Et puis, dans l’évangile, la circonstance est joyeuse. Le contexte dans lequel on se trouve est joyeux, lui : c’est le contexte d’un mariage. Mais ce mariage ne produit pas toute la joie que l’on en attend, parce que le Seigneur Jésus ne s’est pas encore manifesté, et il faut encore l’aide d’une femme, sa mère, pour inviter le peuple qui est là. D’abord inviter le peuple des serviteurs de ce mariage, à faire tout ce qu’il dira. Et faire ce qu’il dit, qu’il dira, le Seigneur, c’est être promis à découvrir la joie la plus complète, qui est figurée par le bon vin pour le mariage. Ce qu’il manquait à ce mariage de Cana, c’était la joie totale, la joie de la présence du Seigneur : la joie de l’action du Seigneur, c’est lui qui donne la joie dans nos vies ; c’est lui qui, par sa présence, par sa parole, par son désir, procure la joie à ceux qui sont là. Tant que l’on n’a pas identifié le Seigneur Jésus, tant que l’on croit que la joie est simplement produite par nous, dans nos fêtes, dans nos rencontres, tant que l’on croit que nous en restons à être les auteurs du bonheur, tant que nous oublions que l’auteur du bonheur, l’auteur de la joie c’est le Seigneur présent, quand nous l’oublions, alors la joie n’est pas complète. Jésus le dira si souvent dans l’évangile de saint Jean : « pour que ma joie soit en vous, pour que votre joie soit complète. »
Voilà les contextes : il y a des raisons de craindre, des raisons d’avoir peur, des raisons d’être soucieux, des raisons d’être dans la peine, cela existe, c’est vrai. Mais il y a des raisons plus fortes encore de se réjouir, parce que Dieu n’abandonne pas son peuple dans la détresse ; parce que Dieu promet l’enfant de la paix qu’à partir de demain, dans l’Avent, nous allons attendre avec beaucoup plus d’insistance encore. Et parce que le Seigneur nous dit : la joie que vous ressentez, c’est l’œuvre de ma présence au milieu de vous.

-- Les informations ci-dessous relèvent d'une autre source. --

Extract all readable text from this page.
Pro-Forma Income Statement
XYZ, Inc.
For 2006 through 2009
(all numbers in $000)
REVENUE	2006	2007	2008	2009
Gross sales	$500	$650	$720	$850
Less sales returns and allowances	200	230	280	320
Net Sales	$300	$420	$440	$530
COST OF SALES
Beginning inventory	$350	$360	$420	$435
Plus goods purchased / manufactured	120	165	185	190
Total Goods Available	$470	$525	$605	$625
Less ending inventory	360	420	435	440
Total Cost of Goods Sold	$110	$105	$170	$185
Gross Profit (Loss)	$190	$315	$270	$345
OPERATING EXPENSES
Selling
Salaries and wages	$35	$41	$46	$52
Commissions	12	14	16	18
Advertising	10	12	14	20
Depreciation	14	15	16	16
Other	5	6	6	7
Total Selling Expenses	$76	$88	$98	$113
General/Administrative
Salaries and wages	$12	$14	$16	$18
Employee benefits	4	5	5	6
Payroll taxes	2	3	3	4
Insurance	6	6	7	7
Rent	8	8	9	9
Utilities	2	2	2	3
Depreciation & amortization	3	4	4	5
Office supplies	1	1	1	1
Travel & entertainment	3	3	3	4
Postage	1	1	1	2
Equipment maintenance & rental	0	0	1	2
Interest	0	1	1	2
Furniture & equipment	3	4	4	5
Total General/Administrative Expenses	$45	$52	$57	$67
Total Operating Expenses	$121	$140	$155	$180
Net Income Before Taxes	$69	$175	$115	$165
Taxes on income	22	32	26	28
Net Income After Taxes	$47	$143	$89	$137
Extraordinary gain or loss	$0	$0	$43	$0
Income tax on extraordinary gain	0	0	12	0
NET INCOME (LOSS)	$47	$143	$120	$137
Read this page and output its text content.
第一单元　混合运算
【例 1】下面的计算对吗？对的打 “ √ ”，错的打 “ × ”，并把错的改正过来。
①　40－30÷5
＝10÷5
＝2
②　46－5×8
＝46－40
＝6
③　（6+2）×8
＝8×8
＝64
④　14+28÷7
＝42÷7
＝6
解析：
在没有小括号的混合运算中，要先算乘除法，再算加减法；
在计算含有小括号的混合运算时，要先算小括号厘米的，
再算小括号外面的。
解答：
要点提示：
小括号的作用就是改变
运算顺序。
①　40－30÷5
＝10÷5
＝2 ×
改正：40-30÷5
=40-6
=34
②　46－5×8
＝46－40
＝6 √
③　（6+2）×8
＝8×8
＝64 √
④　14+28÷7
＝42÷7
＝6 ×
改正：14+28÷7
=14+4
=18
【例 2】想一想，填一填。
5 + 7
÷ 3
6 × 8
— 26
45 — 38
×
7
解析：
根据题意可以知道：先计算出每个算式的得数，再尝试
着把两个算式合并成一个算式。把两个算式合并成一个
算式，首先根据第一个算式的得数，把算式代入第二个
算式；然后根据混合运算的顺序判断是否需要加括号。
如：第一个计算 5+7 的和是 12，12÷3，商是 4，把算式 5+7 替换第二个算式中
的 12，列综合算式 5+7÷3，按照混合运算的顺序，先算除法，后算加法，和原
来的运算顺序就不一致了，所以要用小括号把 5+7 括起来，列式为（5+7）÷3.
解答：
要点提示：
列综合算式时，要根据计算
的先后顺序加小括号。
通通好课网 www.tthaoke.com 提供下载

Alors quand Catherine Labouré, entrant dans cette Compagnie des Filles de la Charité en 1830, a eu ses visions qu’elle n’a révélées qu’à son confesseur, on sait aussi que le contexte était dur pour notre pays, pour la France, pour les pays d’Europe en général. Un contexte d’agitation qui a tenu tout le XIXe siècle, un contexte de révolution, de violence, de pensées qui prétendaient se passer du Seigneur. Beaucoup de souffrances et beaucoup de misère aussi, beaucoup de misère dans le peuple, beaucoup de misère dans les campagnes, beaucoup de misère dans les villes. On n’insiste pas, il n’y a pas besoin de décrire, on connaît, on sait aujourd’hui aussi dans notre monde combien le contexte est difficile, douloureux, peu paisible, peu enclin à la paix. Et on sait aussi qu’il y a beaucoup de misère, de misère sociale et de misères de toutes sortes qui affectent la vie de nos contemporains, tout près de nous bien souvent. Misère dans les campagnes, misère dans les villes, ce contexte-là est le même que ce soit en 1830, que ce soit aujourd’hui. Mais voilà que la vie de Catherine Labouré va être complétement transformée. Déjà elle était fidèle et proche de la Vierge Marie, déjà elle se confiait à elle dès son enfance, mais voilà tout d’un coup, en entrant dans cette Compagnie, qu’elle sait qu’une force va animer tout le reste de sa vie : pendant 46 ans, cette force va la conduire. Et cette force c’est la joie même de Dieu transmise par la Vierge Marie, qui invite à confier à Dieu, par l’intercession de la Vierge Marie, toutes ces douleurs et toutes ces souffrances. La Médaille Miraculeuse l’exprime : « Ô Marie, conçue sans péché, priez pour nous qui avons recours à vous ! »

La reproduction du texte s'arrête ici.